Sealey did not identify the four injured workers. Two were taken to Cape Fear Valley and later transported to North Carolina Jaycees Burn Center at UNC Hospitals in Chapel Hill. Two were taken to Southeastern Regional Medical Center. One of those workers was treated and released.
Swain was a mechanic and did maintenance at the plant. He had worked there 11 years, family members said.
"I guess right now I really can't believe that he's gone, and that's the hardest part," said his sister Dorothy Conaway. "Right now, I'm just holding on to the memories."
Swain was also a retired master sergeant with 24 years in the Air Force. He had trained at Pope Air Force Base, according to family members. He leaves behind a wife, a son and four stepchildren.

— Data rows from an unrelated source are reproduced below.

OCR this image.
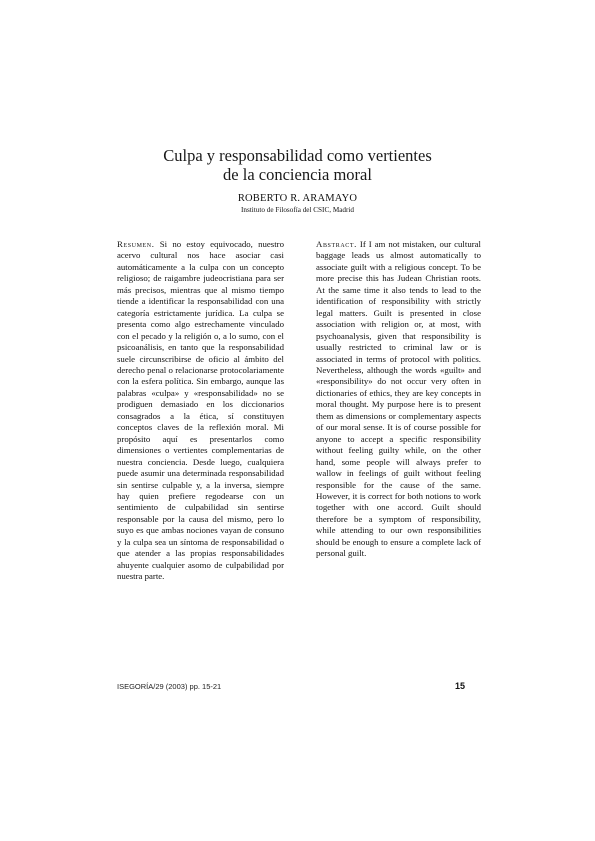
Culpa y responsabilidad como vertientes
de la conciencia moral
ROBERTO R. ARAMAYO
Instituto de Filosofía del CSIC, Madrid
Resumen. Si no estoy equivocado, nuestro acervo cultural nos hace asociar casi automáticamente a la culpa con un concepto religioso; de raigambre judeocristiana para ser más precisos, mientras que al mismo tiempo tiende a identificar la responsabilidad con una categoría estrictamente jurídica. La culpa se presenta como algo estrechamente vinculado con el pecado y la religión o, a lo sumo, con el psicoanálisis, en tanto que la responsabilidad suele circunscribirse de oficio al ámbito del derecho penal o relacionarse protocolariamente con la esfera política. Sin embargo, aunque las palabras «culpa» y «responsabilidad» no se prodiguen demasiado en los diccionarios consagrados a la ética, sí constituyen conceptos claves de la reflexión moral. Mi propósito aquí es presentarlos como dimensiones o vertientes complementarias de nuestra conciencia. Desde luego, cualquiera puede asumir una determinada responsabilidad sin sentirse culpable y, a la inversa, siempre hay quien prefiere regodearse con un sentimiento de culpabilidad sin sentirse responsable por la causa del mismo, pero lo suyo es que ambas nociones vayan de consuno y la culpa sea un síntoma de responsabilidad o que atender a las propias responsabilidades ahuyente cualquier asomo de culpabilidad por nuestra parte.
Abstract. If I am not mistaken, our cultural baggage leads us almost automatically to associate guilt with a religious concept. To be more precise this has Judean Christian roots. At the same time it also tends to lead to the identification of responsibility with strictly legal matters. Guilt is presented in close association with religion or, at most, with psychoanalysis, given that responsibility is usually restricted to criminal law or is associated in terms of protocol with politics. Nevertheless, although the words «guilt» and «responsibility» do not occur very often in dictionaries of ethics, they are key concepts in moral thought. My purpose here is to present them as dimensions or complementary aspects of our moral sense. It is of course possible for anyone to accept a specific responsibility without feeling guilty while, on the other hand, some people will always prefer to wallow in feelings of guilt without feeling responsible for the cause of the same. However, it is correct for both notions to work together with one accord. Guilt should therefore be a symptom of responsibility, while attending to our own responsibilities should be enough to ensure a complete lack of personal guilt.
ISEGORÍA/29 (2003) pp. 15-21	15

Company history; safety violations
Investigators combed the plant for evidence of the leak's precise cause. The State Bureau of Investigation, federal Bureau of Alcohol, Tobacco and Firearms and the U.S. Occupational Safety and Health Administration were assisting.
Mountaire Farms, which employs about 2,500 people at the plant, pledged to make all its resources available to investigators.
"We wish to express our sincere concern and condolences for the victims and their families of this tragedy," read a statement from Mountaire Farms. "We are deeply grateful for the work of the emergency and public safety officials during this crisis."
The violations cited standards for controlling hazardous energy and guarding floor and wall openings. Those areas could have something to do with ventilation. Other violations involved noise and sanitation standards.
The inspection report is still listed as open.
Between 2005 and 2008, Mountaire had four other OSHA violations.
Mountaire Farms bought the plant from Piedmont Poultry in 1996 and doubled production there in three years, according to the company Web site.